The Environmental Protection Agency (EPA) says auto repair shops are one of the chief beneficiaries of a final rule having to do with disposal of shop towels.
Those towels are used to mop up grease and solvents, and can be either disposable or reused, in the latter case sent to laundries. More than 25 years ago, if you can believe this, Kimberly-Clark, which manufactures disposable wipes, petitioned the EPA to change the classification of disposable wipes from "hazardous" to "non hazardous." That would make them cheaper and easier to use for repair and body shops.
The EPA issued a proposed rule to that effect, with caveats, in 2003. Then...nothing. No final rule was ever issued until this July, when after 28 years, a final rule suddenly appeared, seemingly out of nowhere. The EPA has classified the final rule as "significant." It is effective on January 31, 2014.
The final rule ostensibly reduces the costs of using disposable wipes, which are reclassified as "non-hazardous." This applies to wipes contaminated by what are called F0001-F0004 solvents, a designation that includes most solvents used in the auto aftermarket except trichloroethylene, which will continue to be treated as hazardous waste.
As a result, auto repair and body shops will no longer have to "manifest" most disposable wipes when they are sent off-site, and they can be sent to non-hazardous waste handling facilities. But the used disposable wipes have to be managed, while on site, in closed containers that are labeled "Excluded Solvent-Contaminated Wipes." The wipes can only be stored on site up to 180 days. Solvent-contaminated wipes must not contain free liquids at the point of being sent for cleaning or disposal.
This is a harder to meet standard than the one the EPA proposed in 2003, which would have required auto repair facilities to "ring dry" the wipe before getting rid of it. To achieve the new "no free liquids" standard, facilities will have to use what is called the Paint Filter Liquids Test (Method 9095B).
This test involves using a number 60 +/- 5% paint filter available at any paint store. If any portion of the wipe's contents passes through and drops from the filter within the 5-minute test period, the material is deemed to contain free liquids. Free liquid solvent removed from the wipes must then be managed as hazardous waste, as appropriate, and may be recycled to further reduce a facility's environmental footprint.
The Paint Filter Liquids Test is already used by many state environmental agencies leading the EPA to say specification of that test is no big deal.
And don't think you have to test every rag. The EPA doesn't say this in bold face in any of the materials on its website dedicated to this final rule, but an auto shop is not expected to perform this test on every single disposable wipe.

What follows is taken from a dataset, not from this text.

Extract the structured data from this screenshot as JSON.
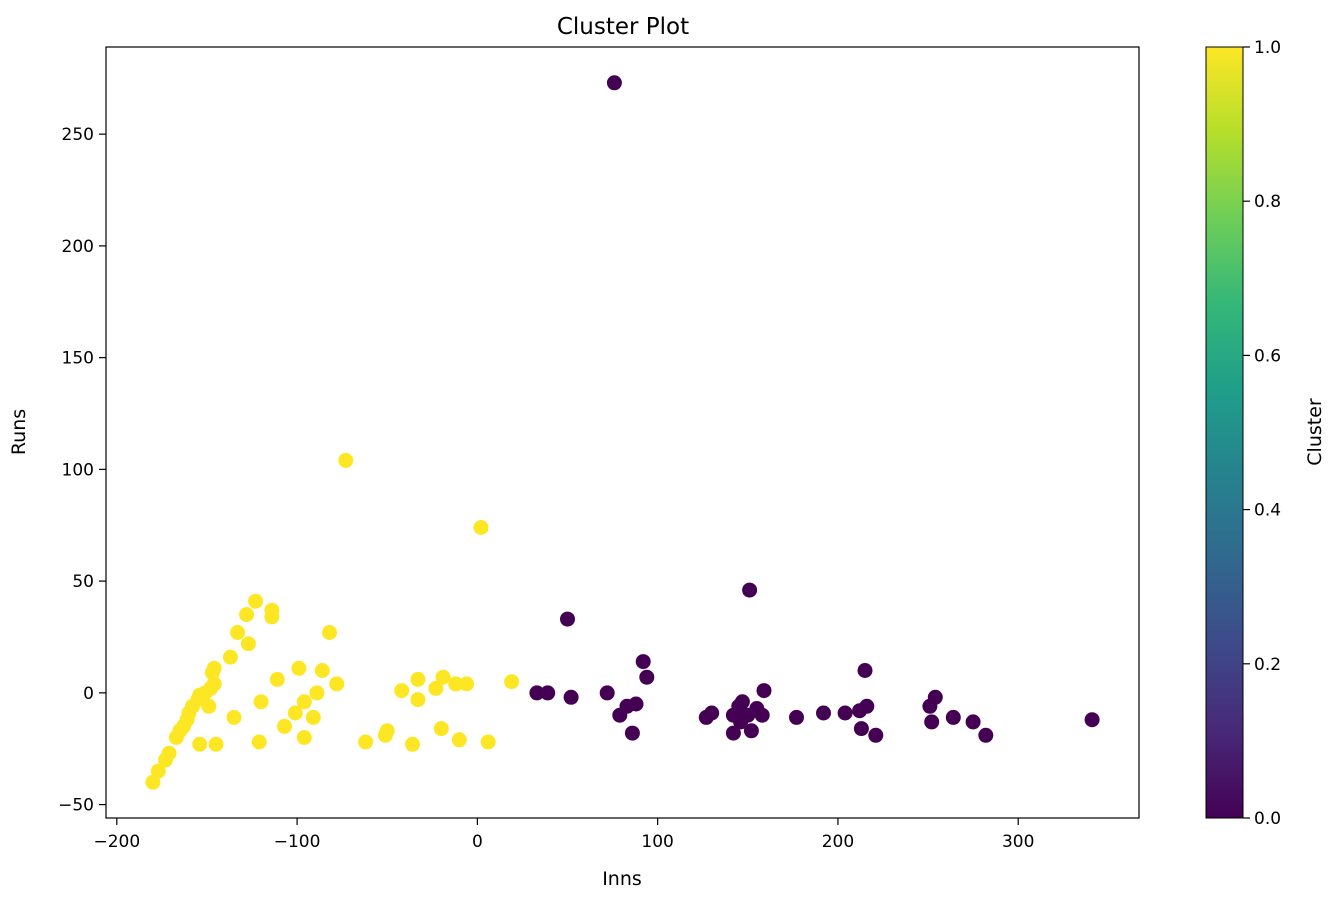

If one reads every word of the final rule, one would find these two sentences: "EPA notes that generators do not have to conduct the Paint Filter Liquids Test for every solvent-contaminated wipe. Rather, generators must ensure that if the Paint Filter Liquids Test was performed, the wipe would pass."
EPA estimates that the final rule will result in a net savings of between $21.7 million and $27.8 million per year. That is for all affected industries, not just the automobile repair and aftermarket services sector.
“I’ve heard directly from stakeholders about the benefits of this rule and the need to finalize it," says Mathy Stanislaus, assistant administrator for EPA’s Office of Solid Waste and Emergency Response. "The rule reduces costs for thousands of businesses, many of which are small businesses, while maintaining protection of human health and the environment.”